Second Circuit upholds IRS disallowance of $22.7 million loss from disguised partnership sale
Pimlico, LLC v. Commissioner, No. 24-1982, 2025 BL 281488, 2025 Us App Lexis 20239 (2d Cir. Aug. 11, 2025), Court Opinion
The Second Circuit affirmed the Tax Court’s finding that Pimlico, LLC’s partnership transactions constituted a disguised sale, disallowing a $22.7 million tax loss claimed through a series of inter-entity transfers.
Holding
The court held that contributions and distributions among Pimlico, LLC, its affiliates, and a Brazilian company were properly treated as a disguised sale under 26 U.S.C. § 707(a)(2)(B).
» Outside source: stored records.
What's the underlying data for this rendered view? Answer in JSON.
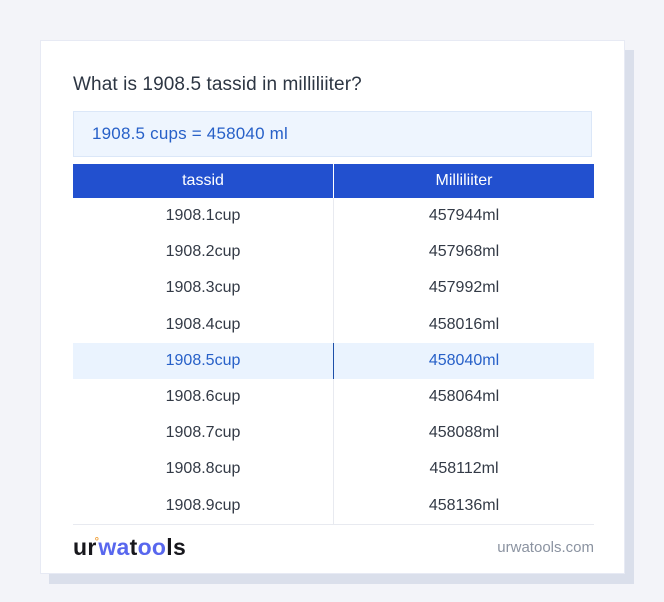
{
  "page": {
    "title": "What is 1908.5 tassid in milliliiter?",
    "result": "1908.5 cups = 458040 ml"
  },
  "table": {
    "headers": [
      "tassid",
      "Milliliiter"
    ],
    "highlighted_index": 4,
    "rows": [
      {
        "cup": "1908.1cup",
        "ml": "457944ml"
      },
      {
        "cup": "1908.2cup",
        "ml": "457968ml"
      },
      {
        "cup": "1908.3cup",
        "ml": "457992ml"
      },
      {
        "cup": "1908.4cup",
        "ml": "458016ml"
      },
      {
        "cup": "1908.5cup",
        "ml": "458040ml"
      },
      {
        "cup": "1908.6cup",
        "ml": "458064ml"
      },
      {
        "cup": "1908.7cup",
        "ml": "458088ml"
      },
      {
        "cup": "1908.8cup",
        "ml": "458112ml"
      },
      {
        "cup": "1908.9cup",
        "ml": "458136ml"
      }
    ]
  },
  "footer": {
    "logo_parts": {
      "p1": "ur",
      "ring": "°",
      "p2": "wa",
      "p3": "t",
      "p4": "oo",
      "p5": "ls"
    },
    "site": "urwatools.com"
  },
  "colors": {
    "page_bg": "#f3f4f9",
    "header_blue": "#2250cf",
    "accent_blue": "#2760c8",
    "result_bg": "#eef5fe",
    "highlight_bg": "#eaf3fe",
    "highlight_divider": "#1d4fa8",
    "logo_blue": "#5867ee",
    "logo_accent": "#f0a13c",
    "shadow": "#dadfeb"
  }
}
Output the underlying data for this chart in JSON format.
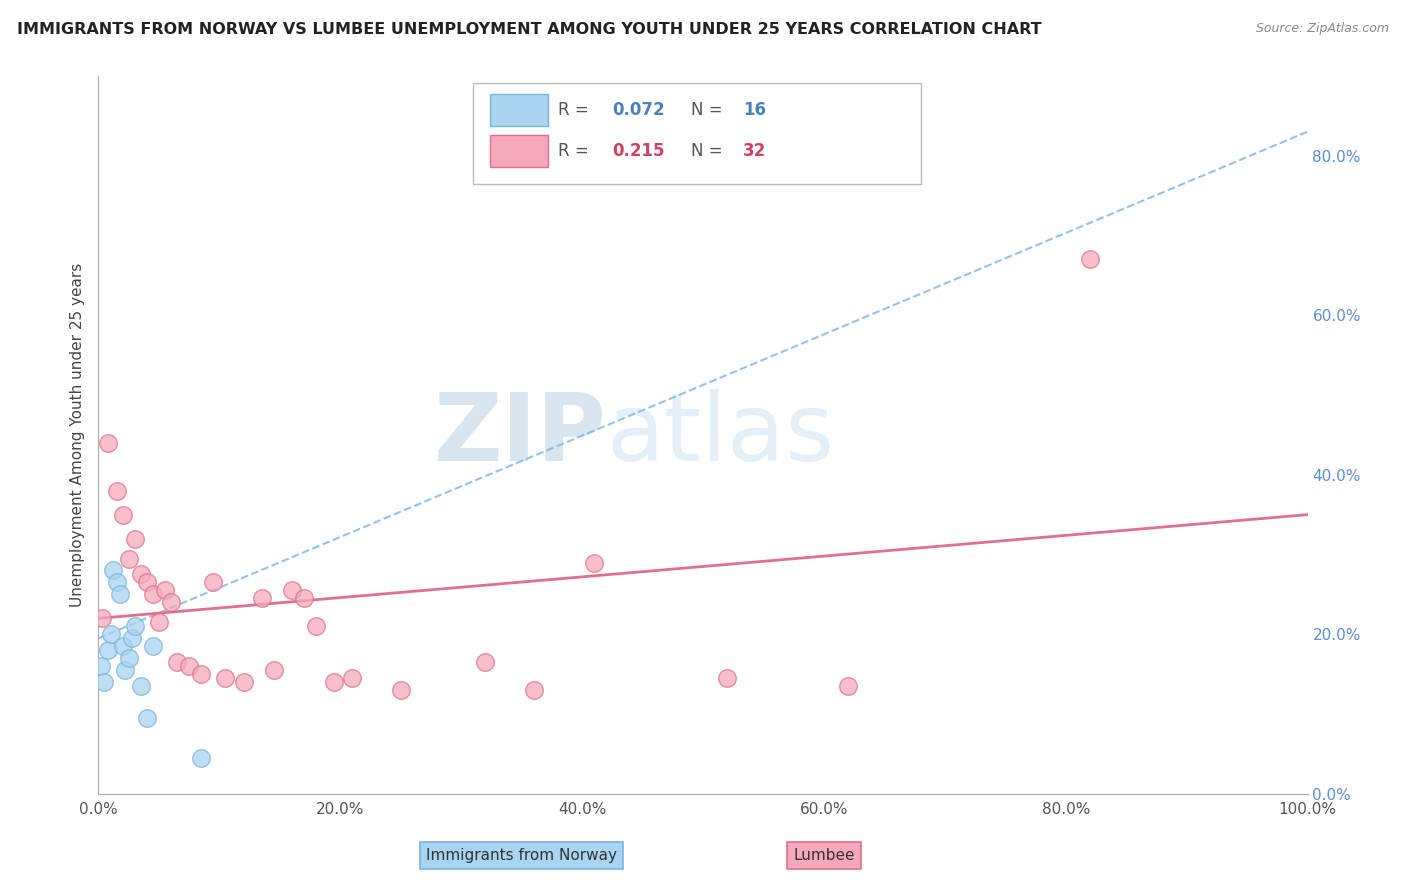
{
  "title": "IMMIGRANTS FROM NORWAY VS LUMBEE UNEMPLOYMENT AMONG YOUTH UNDER 25 YEARS CORRELATION CHART",
  "source": "Source: ZipAtlas.com",
  "ylabel": "Unemployment Among Youth under 25 years",
  "norway_R": 0.072,
  "norway_N": 16,
  "lumbee_R": 0.215,
  "lumbee_N": 32,
  "norway_color": "#a8d4f0",
  "norway_edge": "#7ab3df",
  "lumbee_color": "#f5a8bc",
  "lumbee_edge": "#e07090",
  "trend_norway_color": "#7ab3df",
  "trend_lumbee_color": "#e07090",
  "watermark_zip": "ZIP",
  "watermark_atlas": "atlas",
  "norway_x": [
    0.2,
    0.5,
    0.8,
    1.0,
    1.2,
    1.5,
    1.8,
    2.0,
    2.2,
    2.5,
    2.8,
    3.0,
    3.5,
    4.0,
    4.5,
    8.5
  ],
  "norway_y": [
    16.0,
    14.0,
    18.0,
    20.0,
    28.0,
    26.5,
    25.0,
    18.5,
    15.5,
    17.0,
    19.5,
    21.0,
    13.5,
    9.5,
    18.5,
    4.5
  ],
  "lumbee_x": [
    0.3,
    0.8,
    1.5,
    2.0,
    2.5,
    3.0,
    3.5,
    4.0,
    4.5,
    5.0,
    5.5,
    6.0,
    6.5,
    7.5,
    8.5,
    9.5,
    10.5,
    12.0,
    13.5,
    14.5,
    16.0,
    17.0,
    18.0,
    19.5,
    21.0,
    25.0,
    32.0,
    36.0,
    41.0,
    52.0,
    62.0,
    82.0
  ],
  "lumbee_y": [
    22.0,
    44.0,
    38.0,
    35.0,
    29.5,
    32.0,
    27.5,
    26.5,
    25.0,
    21.5,
    25.5,
    24.0,
    16.5,
    16.0,
    15.0,
    26.5,
    14.5,
    14.0,
    24.5,
    15.5,
    25.5,
    24.5,
    21.0,
    14.0,
    14.5,
    13.0,
    16.5,
    13.0,
    29.0,
    14.5,
    13.5,
    67.0
  ],
  "xlim": [
    0,
    100
  ],
  "ylim": [
    0,
    90
  ],
  "xticks": [
    0,
    20,
    40,
    60,
    80,
    100
  ],
  "xticklabels": [
    "0.0%",
    "20.0%",
    "40.0%",
    "60.0%",
    "80.0%",
    "100.0%"
  ],
  "ytick_right_vals": [
    0,
    20,
    40,
    60,
    80
  ],
  "ytick_right_labels": [
    "0.0%",
    "20.0%",
    "40.0%",
    "60.0%",
    "80.0%"
  ],
  "grid_color": "#cccccc",
  "norway_trend_x0": 0,
  "norway_trend_y0": 19.5,
  "norway_trend_x1": 100,
  "norway_trend_y1": 83.0,
  "lumbee_trend_x0": 0,
  "lumbee_trend_y0": 22.0,
  "lumbee_trend_x1": 100,
  "lumbee_trend_y1": 35.0
}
The Tax Court did not err in applying the presumption of a sale and finding no facts rebutting it.
Why It Matters
Reinforces Treasury’s authority to recharacterize partnership contributions as taxable sales when substance diverges from form.
Clarifies that contemporaneous cash transfers between related parties can trigger the disguised-sale presumption.
Highlights that failure to object to key evidence in the Tax Court can waive appellate challenges.
Demonstrates how pre-2004 partnership rules enabled built-in loss shifting, later closed by statute.